Après des cours dans une université de Budapest, elle intègre une usine de transformation laitière. Répertorier les agriculteurs, enregistrer la qualité du lait, mettre en place des procédures pour goûter le fromage… Geneviève découvre de nouvelles manières de travailler. « Pour eux, tout le monde est responsable d’un peu tout », sourit-elle.

Même ressenti pour Jordan Pineau, 20 ans, parti lui aussi en Hongrie, dans le sud du pays. Après un bac pro commerce, il a travaillé dans un supermarché une semaine sur deux. « On était une équipe de cinq pour tout un secteur, alors qu’en France, le secteur aurait été divisé entre les cinq salariés ! », observe-t-il.

Trois entreprises différentes

Le projet demande aussi beaucoup d’implication aux responsables de formations. Bruno Zamour, référent au CFA des Compagnons du devoir de Bordeaux, s’est rendu en Croatie où il a envoyé un apprenti tailleur de pierre en septembre, pour « déterminer le programme de formation et rencontrer l’employeur ».

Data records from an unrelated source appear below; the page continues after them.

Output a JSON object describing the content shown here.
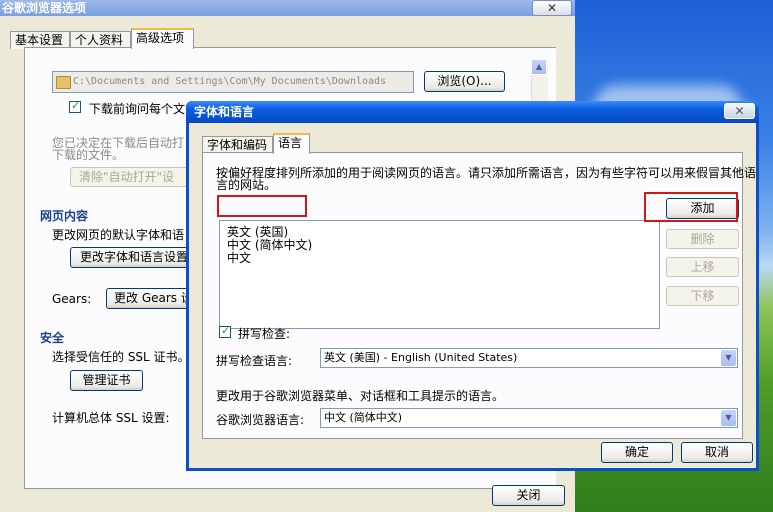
{
  "outer_window": {
    "title": "谷歌浏览器选项",
    "close": "✕",
    "tabs": [
      "基本设置",
      "个人资料",
      "高级选项"
    ],
    "download_path": "C:\\Documents and Settings\\Com\\My Documents\\Downloads",
    "browse_button": "浏览(O)...",
    "ask_checkbox_label": "下载前询问每个文",
    "auto_open_text_line1": "您已决定在下载后自动打",
    "auto_open_text_line2": "下载的文件。",
    "clear_auto_open_button": "清除\"自动打开\"设",
    "web_content_heading": "网页内容",
    "web_content_desc": "更改网页的默认字体和语",
    "change_fonts_button": "更改字体和语言设置",
    "gears_label": "Gears:",
    "gears_button": "更改 Gears 设",
    "security_heading": "安全",
    "ssl_desc": "选择受信任的 SSL 证书。",
    "manage_certs_button": "管理证书",
    "ssl_settings_label": "计算机总体 SSL 设置:",
    "close_button": "关闭"
  },
  "dialog": {
    "title": "字体和语言",
    "close": "✕",
    "tabs": [
      "字体和编码",
      "语言"
    ],
    "description": "按偏好程度排列所添加的用于阅读网页的语言。请只添加所需语言，因为有些字符可以用来假冒其他语言的网站。",
    "languages": [
      "英文 (英国)",
      "中文 (简体中文)",
      "中文"
    ],
    "buttons": {
      "add": "添加",
      "remove": "删除",
      "move_up": "上移",
      "move_down": "下移",
      "ok": "确定",
      "cancel": "取消"
    },
    "spellcheck_label": "拼写检查:",
    "spellcheck_language_label": "拼写检查语言:",
    "spellcheck_language_value": "英文 (美国) - English (United States)",
    "ui_language_desc": "更改用于谷歌浏览器菜单、对话框和工具提示的语言。",
    "ui_language_label": "谷歌浏览器语言:",
    "ui_language_value": "中文 (简体中文)"
  },
  "colors": {
    "dialog_title_blue": "#0b5fe0",
    "highlight_red": "#d01818",
    "section_heading": "#1c3f94"
  }
}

Il a aussi organisé la venue d’une Finlandaise à Bordeaux, mais a bataillé pour qu’une pâtisserie accepte de l’embaucher pour un an. Le directeur avait d’abord refusé, très réticent à l’idée que la jeune apprentie ne parle pas bien français.

 

 

La langue est l’un des obstacles les plus souvent cités, malgré des cours complémentaires pendant le parcours. « Au début, j’avais l’impression que je ne me faisais pas bien comprendre », se souvient Annelyse Guiheux, 21 ans, de retour de Finlande.

Après un CAP pâtisserie, elle est passée par trois entreprises différentes dans l’est du pays, où elle a notamment appris à faire « des pirogues de Carélie » – une spécialité locale à base de farine de seigle, « en fait très bonne, mais qui ne donne pas très envie quand on les fait !” plaisante-t-elle.

« C’est un peu un virus qu’on attrape »

Pour le deuxième volet du projet, le consortium, réduit à 18 centres de formation partenaires, se fixe pour objectif d’envoyer environ 70 jeunes supplémentaires à l’étranger, a indiqué à l’AFP Vanessa Duval, responsable de formation à l’international pour les Compagnons du devoir, qui pilotent le consortium.

Et pour aller au-delà de l’expérimentation, la Commission européenne a par ailleurs confirmé que le programme Erasmus+ comportera un volet spécifique à la mobilité longue des apprentis, avec un budget de 400 millions d’euros pour la période 2018-2020, et un objectif de 50 000 apprentis en mobilité, selon Jean Arthuis.

En attendant, ceux qui ont profité du projet-pilote souhaitent déjà repartir. Maxime « hésite entre les Pays-Bas et l’Angleterre », Geneviève est certaine de vouloir travailler à l’international. « C’est un peu un virus qu’on attrape ! », lance la jeune femme en riant.